Despite Absa PMI dropping in April, SA business conditions are very likely to remain strong
BUSINESS conditions in the manufacturing sector in South Africa are expected to remain strong in the sixmonth period ahead in spite of the floods that left more than 400 people dead in KwaZulu-Natal, severely disrupting activity in April.
The seasonally adjusted Absa Purchasing Managers’ Index (PMI) released yesterday by the Bureau for Economic Research showed that a number of factories implemented temporary work stoppages to deal with the catastrophic natural disaster. The Absa PMI fell sharply by nearly 10 points to 50.7 index points in April from a healthy 60 points in March, following three consecutive monthly increases.
This was the lowest level of the PMI since July 2021 when unprecedented looting and rioting shook local production and demand during civil unrest.
Absa said that business activity and new sales declined in the wake of devastating floods in KZN, which left the province with significant infrastructure damage totalling more than R17 billion.
Economists had already forecast that rotational power cuts and disruptions related to the floods would have weighed on production, while globally persistent geopolitical tensions would continue to exacerbate supply side constraints and impede international trade.
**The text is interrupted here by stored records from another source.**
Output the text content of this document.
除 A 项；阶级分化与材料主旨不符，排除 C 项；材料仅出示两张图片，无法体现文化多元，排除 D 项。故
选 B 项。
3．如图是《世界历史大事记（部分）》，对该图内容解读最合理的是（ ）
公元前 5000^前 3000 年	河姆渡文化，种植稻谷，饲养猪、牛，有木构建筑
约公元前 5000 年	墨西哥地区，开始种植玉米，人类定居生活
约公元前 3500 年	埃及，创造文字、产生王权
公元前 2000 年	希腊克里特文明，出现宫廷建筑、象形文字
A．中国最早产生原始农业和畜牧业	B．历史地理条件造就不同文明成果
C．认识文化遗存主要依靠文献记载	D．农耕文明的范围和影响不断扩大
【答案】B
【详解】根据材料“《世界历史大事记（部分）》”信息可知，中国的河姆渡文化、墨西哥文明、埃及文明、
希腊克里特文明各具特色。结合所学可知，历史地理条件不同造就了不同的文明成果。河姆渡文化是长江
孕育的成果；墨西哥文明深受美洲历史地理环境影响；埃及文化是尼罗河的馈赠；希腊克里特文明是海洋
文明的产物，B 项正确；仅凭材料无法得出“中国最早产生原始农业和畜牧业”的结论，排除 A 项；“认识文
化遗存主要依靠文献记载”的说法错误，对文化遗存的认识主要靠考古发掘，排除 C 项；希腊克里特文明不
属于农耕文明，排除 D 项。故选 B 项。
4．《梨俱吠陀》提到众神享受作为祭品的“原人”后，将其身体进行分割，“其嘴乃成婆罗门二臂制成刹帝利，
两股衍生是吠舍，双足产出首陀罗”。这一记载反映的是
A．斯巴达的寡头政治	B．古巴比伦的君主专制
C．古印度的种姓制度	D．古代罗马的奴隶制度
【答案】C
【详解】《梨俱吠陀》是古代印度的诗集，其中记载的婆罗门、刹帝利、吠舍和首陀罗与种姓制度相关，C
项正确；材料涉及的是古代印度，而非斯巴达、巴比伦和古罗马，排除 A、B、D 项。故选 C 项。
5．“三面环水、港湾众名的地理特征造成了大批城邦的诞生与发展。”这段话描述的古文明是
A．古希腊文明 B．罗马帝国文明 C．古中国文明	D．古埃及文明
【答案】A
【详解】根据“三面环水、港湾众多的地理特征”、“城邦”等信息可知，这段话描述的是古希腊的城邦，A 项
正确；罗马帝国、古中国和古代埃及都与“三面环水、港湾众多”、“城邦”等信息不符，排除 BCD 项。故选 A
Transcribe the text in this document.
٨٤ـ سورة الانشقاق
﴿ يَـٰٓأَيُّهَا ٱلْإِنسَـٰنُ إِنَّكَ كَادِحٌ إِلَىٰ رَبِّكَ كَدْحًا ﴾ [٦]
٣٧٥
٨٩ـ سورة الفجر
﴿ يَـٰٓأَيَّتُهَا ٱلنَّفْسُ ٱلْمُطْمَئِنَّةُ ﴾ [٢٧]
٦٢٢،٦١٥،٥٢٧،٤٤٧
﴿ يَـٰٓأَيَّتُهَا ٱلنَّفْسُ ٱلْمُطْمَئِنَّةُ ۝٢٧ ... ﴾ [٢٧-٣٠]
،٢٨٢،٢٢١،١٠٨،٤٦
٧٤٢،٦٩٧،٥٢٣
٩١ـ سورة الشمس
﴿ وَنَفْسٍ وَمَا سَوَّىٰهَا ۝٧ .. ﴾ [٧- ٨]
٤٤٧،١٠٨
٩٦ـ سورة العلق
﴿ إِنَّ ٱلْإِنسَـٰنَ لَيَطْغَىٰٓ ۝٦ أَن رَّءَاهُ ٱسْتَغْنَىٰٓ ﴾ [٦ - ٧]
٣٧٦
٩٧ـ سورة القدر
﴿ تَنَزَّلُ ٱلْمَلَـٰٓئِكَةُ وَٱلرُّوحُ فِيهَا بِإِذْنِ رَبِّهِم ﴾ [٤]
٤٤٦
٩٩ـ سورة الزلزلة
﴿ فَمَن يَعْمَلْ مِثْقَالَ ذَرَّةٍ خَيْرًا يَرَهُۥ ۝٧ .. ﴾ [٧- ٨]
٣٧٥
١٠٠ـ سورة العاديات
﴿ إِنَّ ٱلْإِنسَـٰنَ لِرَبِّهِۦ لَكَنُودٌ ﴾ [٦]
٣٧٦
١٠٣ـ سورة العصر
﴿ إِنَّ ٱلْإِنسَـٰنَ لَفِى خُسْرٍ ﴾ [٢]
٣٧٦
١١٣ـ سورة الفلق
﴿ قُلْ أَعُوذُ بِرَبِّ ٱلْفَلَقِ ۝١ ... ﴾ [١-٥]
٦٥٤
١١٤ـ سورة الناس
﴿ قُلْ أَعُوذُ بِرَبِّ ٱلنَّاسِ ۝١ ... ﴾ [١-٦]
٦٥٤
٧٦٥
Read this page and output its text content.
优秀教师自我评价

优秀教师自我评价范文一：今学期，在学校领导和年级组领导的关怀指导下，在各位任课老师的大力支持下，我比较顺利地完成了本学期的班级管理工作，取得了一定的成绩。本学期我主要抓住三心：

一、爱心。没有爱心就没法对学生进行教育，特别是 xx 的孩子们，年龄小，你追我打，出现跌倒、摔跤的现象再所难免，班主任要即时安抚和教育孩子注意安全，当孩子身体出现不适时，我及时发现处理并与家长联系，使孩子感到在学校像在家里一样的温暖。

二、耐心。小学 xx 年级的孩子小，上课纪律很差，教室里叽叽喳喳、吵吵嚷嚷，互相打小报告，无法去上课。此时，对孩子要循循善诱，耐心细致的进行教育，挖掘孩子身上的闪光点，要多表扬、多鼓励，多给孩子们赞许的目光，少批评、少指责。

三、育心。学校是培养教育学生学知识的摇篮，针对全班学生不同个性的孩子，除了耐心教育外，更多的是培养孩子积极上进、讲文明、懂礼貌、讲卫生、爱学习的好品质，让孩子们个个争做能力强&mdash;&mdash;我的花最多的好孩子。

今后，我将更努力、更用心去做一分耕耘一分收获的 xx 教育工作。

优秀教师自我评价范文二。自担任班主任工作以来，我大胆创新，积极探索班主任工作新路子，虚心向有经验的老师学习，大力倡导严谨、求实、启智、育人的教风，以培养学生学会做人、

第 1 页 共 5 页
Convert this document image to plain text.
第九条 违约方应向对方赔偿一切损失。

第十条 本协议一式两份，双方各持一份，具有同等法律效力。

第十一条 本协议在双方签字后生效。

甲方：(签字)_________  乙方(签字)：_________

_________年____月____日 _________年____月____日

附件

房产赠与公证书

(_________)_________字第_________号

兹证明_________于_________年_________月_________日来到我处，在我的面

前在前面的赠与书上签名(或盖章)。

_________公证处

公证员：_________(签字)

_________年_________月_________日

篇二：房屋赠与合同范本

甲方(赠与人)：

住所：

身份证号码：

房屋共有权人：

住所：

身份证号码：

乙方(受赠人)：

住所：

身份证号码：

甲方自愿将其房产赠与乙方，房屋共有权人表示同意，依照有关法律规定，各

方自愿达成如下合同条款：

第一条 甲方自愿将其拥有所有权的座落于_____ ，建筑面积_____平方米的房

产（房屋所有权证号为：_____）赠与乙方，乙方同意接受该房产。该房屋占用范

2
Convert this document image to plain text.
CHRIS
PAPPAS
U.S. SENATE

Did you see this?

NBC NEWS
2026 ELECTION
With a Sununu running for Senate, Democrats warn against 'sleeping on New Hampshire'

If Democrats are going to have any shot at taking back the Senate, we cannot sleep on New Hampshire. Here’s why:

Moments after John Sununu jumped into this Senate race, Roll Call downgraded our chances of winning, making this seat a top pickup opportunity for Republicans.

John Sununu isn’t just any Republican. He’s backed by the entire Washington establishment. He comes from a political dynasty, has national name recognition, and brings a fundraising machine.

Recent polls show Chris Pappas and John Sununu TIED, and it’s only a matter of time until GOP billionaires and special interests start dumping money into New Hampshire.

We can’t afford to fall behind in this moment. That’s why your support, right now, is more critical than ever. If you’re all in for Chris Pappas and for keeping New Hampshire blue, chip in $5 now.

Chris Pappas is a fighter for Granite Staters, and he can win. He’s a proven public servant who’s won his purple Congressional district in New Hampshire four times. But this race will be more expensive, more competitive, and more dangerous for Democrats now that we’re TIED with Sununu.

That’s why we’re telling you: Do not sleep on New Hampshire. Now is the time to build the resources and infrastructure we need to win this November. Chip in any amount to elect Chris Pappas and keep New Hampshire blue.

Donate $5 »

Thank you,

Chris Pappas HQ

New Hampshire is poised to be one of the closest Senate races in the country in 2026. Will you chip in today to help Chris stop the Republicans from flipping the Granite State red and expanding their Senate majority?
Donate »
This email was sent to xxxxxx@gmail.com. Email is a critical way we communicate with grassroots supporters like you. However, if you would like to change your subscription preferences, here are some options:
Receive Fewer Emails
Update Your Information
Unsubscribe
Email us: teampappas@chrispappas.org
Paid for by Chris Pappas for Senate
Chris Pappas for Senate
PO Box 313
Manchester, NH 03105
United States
Absa senior economist Miyelani Maluleke said the flooding led to facilities in several manufacturing sub-sectors being forced to temporarily halt production to assess damage and address
transport issues of staff. Maluleke said the business activity index of the PMI plunged more than 20 points to 39.6 index points in April, suggesting a sharp monthly contraction in manufacturing output at the start of the second quarter.
The new sales orders index was another big drag on the PMI, with the index falling deep into negative terrain as the temporary production stoppages likely contributed to the decline in demand. “Even factories not directly affected by the flooding may have seen a drop in demand, and had to grapple with Stage 4 load shedding during the month,” Maluleke said. In addition to the shock to domestic business conditions, Maluleke said respondents also noted a sharp drop in export sales.
The Transnet National Ports Authority had to temporarily suspend operations at the Port of Durban for a few days after the roads around it were damaged by the floods, impacting access to
harbour terminals. Maluleke said while normal harbour operations resumed after a few days, export deliveries would remain strained for some time due to significant backlogs and limited availability of vessel space. “It remains to be seen whether the drop in exports was due to the temporary Durban harbour closure and other logistical constraints related to the floods, or whether this is due to a deterioration in external demand,” he said.
However, the index measuring expectations of business conditions in six months’ time held up well, increasing slightly to 55.7 points in April from 55.1 points in March.
Investec economist Lara Hodes, however, said further rotational load shedding in April would also have hindered production and remained a key risk going forward as Eskom has warned of prolonged power cuts during the winter season due to its lack of generation capacity.